The Coronavirus debacle also has the power to transform the way societies around the world function. This crisis will seriously impact the social perception of health and hygiene. People that live through this global pandemic will possibly wash their hands much more frequently – it might become second nature, and they could reduce human contact to avoid germs. It is likely that people will experience PTSD and will try to limit how often they meet others. This could lead to societies experiencing greater social distance and the birth of a truly online world.

Moreover, this crisis has put a particular spotlight on many unmet needs, which might lead to a social change in priorities going forward. Coronavirus has clearly demonstrated the importance of health services, meaning we could see health becoming a priority for governments, leading to hospitals around the world no longer being underfunded. Past events demonstrate that this is a very likely possibility. When World War II came to an end, one of the main post-war priorities was national health, leading to the creation of the NHS in the UK. Linked to changing priorities, we might also see a change in social values. This crisis might see the death of individualism and the rise a sense of community, as people will begin to realise the interdependent nature of a society and how not having a safety net for the poor or adequate health services leaves everyone more exposed to threats such as global pandemics. So, in the future we might see people more concerned for the well being of their society rather than their own individual wellbeing, which could see rising support for interventionist policies.

A further social impact this pandemic will have is a huge loss of human life. There is a big question mark on how such a huge loss of life affects society. The figures we see in news channels are not statistics, they are human beings. We can recall from previous events that this is bad news.
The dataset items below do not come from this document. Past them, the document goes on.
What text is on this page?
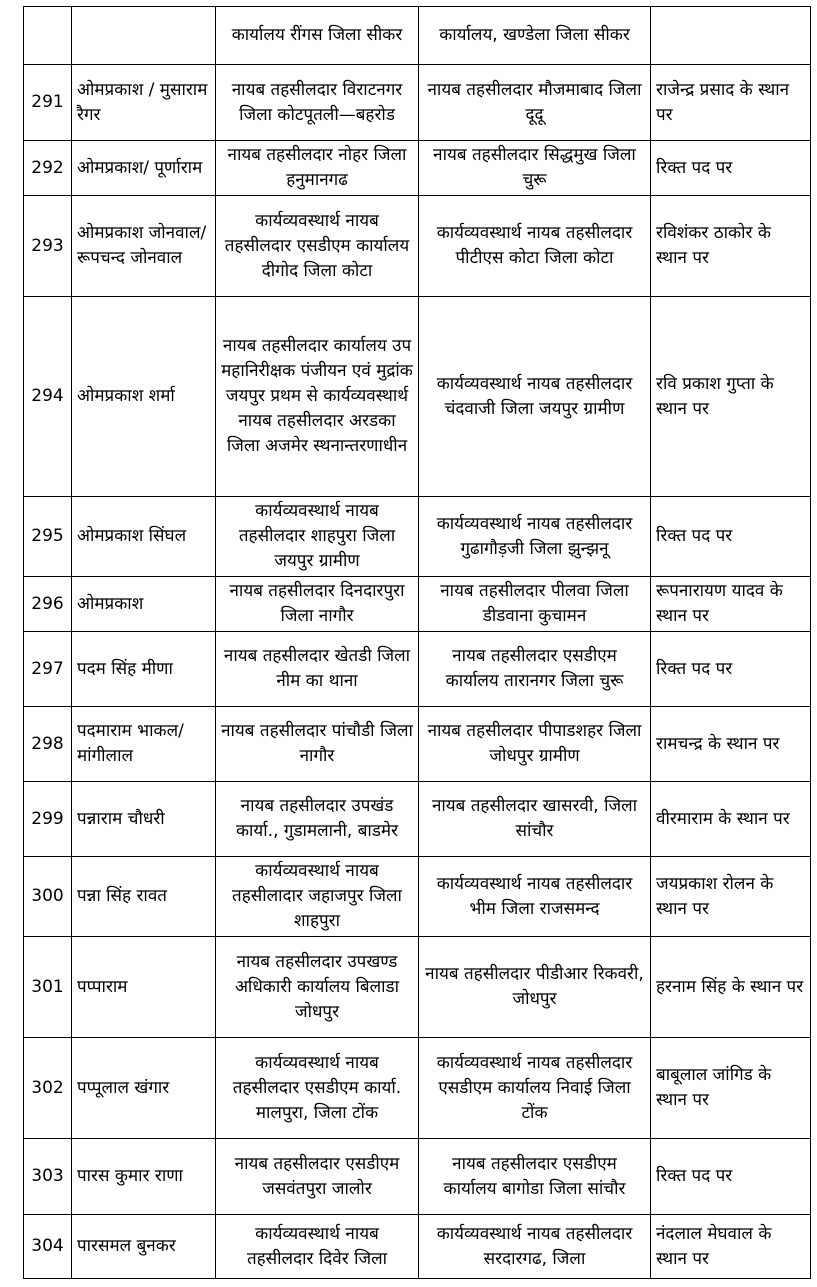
		कार्यालय रींगस जिला सीकर	कार्यालय, खण्डेला जिला सीकर	
291	ओमप्रकाश / मुसाराम रैगर	नायब तहसीलदार विराटनगर जिला कोटपूतली—बहरोड	नायब तहसीलदार मौजमाबाद जिला दूदू	राजेन्द्र प्रसाद के स्थान पर
292	ओमप्रकाश/ पूर्णाराम	नायब तहसीलदार नोहर जिला हनुमानगढ	नायब तहसीलदार सिद्धमुख जिला चुरू	रिक्त पद पर
293	ओमप्रकाश जोनवाल/ रूपचन्द जोनवाल	कार्यव्यवस्थार्थ नायब तहसीलदार एसडीएम कार्यालय दीगोद जिला कोटा	कार्यव्यवस्थार्थ नायब तहसीलदार पीटीएस कोटा जिला कोटा	रविशंकर ठाकोर के स्थान पर
294	ओमप्रकाश शर्मा	नायब तहसीलदार कार्यालय उप महानिरीक्षक पंजीयन एवं मुद्रांक जयपुर प्रथम से कार्यव्यवस्थार्थ नायब तहसीलदार अरडका जिला अजमेर स्थनान्तरणाधीन	कार्यव्यवस्थार्थ नायब तहसीलदार चंदवाजी जिला जयपुर ग्रामीण	रवि प्रकाश गुप्ता के स्थान पर
295	ओमप्रकाश सिंघल	कार्यव्यवस्थार्थ नायब तहसीलदार शाहपुरा जिला जयपुर ग्रामीण	कार्यव्यवस्थार्थ नायब तहसीलदार गुढागौड़जी जिला झुन्झनू	रिक्त पद पर
296	ओमप्रकाश	नायब तहसीलदार दिनदारपुरा जिला नागौर	नायब तहसीलदार पीलवा जिला डीडवाना कुचामन	रूपनारायण यादव के स्थान पर
297	पदम सिंह मीणा	नायब तहसीलदार खेतडी जिला नीम का थाना	नायब तहसीलदार एसडीएम कार्यालय तारानगर जिला चुरू	रिक्त पद पर
298	पदमाराम भाकल/मांगीलाल	नायब तहसीलदार पांचौडी जिला नागौर	नायब तहसीलदार पीपाडशहर जिला जोधपुर ग्रामीण	रामचन्द्र के स्थान पर
299	पन्नाराम चौधरी	नायब तहसीलदार उपखंड कार्या., गुडामलानी, बाडमेर	नायब तहसीलदार खासरवी, जिला सांचौर	वीरमाराम के स्थान पर
300	पन्ना सिंह रावत	कार्यव्यवस्थार्थ नायब तहसीलादार जहाजपुर जिला शाहपुरा	कार्यव्यवस्थार्थ नायब तहसीलदार भीम जिला राजसमन्द	जयप्रकाश रोलन के स्थान पर
301	पप्पाराम	नायब तहसीलदार उपखण्ड अधिकारी कार्यालय बिलाडा जोधपुर	नायब तहसीलदार पीडीआर रिकवरी, जोधपुर	हरनाम सिंह के स्थान पर
302	पप्पूलाल खंगार	कार्यव्यवस्थार्थ नायब तहसीलदार एसडीएम कार्या. मालपुरा, जिला टोंक	कार्यव्यवस्थार्थ नायब तहसीलदार एसडीएम कार्यालय निवाई जिला टोंक	बाबूलाल जांगिड के स्थान पर
303	पारस कुमार राणा	नायब तहसीलदार एसडीएम जसवंतपुरा जालोर	नायब तहसीलदार एसडीएम कार्यालय बागोडा जिला सांचौर	रिक्त पद पर
304	पारसमल बुनकर	कार्यव्यवस्थार्थ नायब तहसीलदार दिवेर जिला	कार्यव्यवस्थार्थ नायब तहसीलदार सरदारगढ, जिला	नंदलाल मेघवाल के स्थान पर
The tragic losses the USSR endured in World War II led to a whole generation being raised without a father figure which resulted in many social ills such alcoholism. Thus, the Coronavirus disaster could dramatically change people’s lifestyle, which will have substantial social effects.

So, ultimately, due to the amount of possible scenarios this global pandemic could lead to, it is hard to predict what the post-COVID19 world will look like. Nevertheless, we can be certain that, as has happened with previous global crisis such as 9/11, the paradigm will shift - for better or for worse.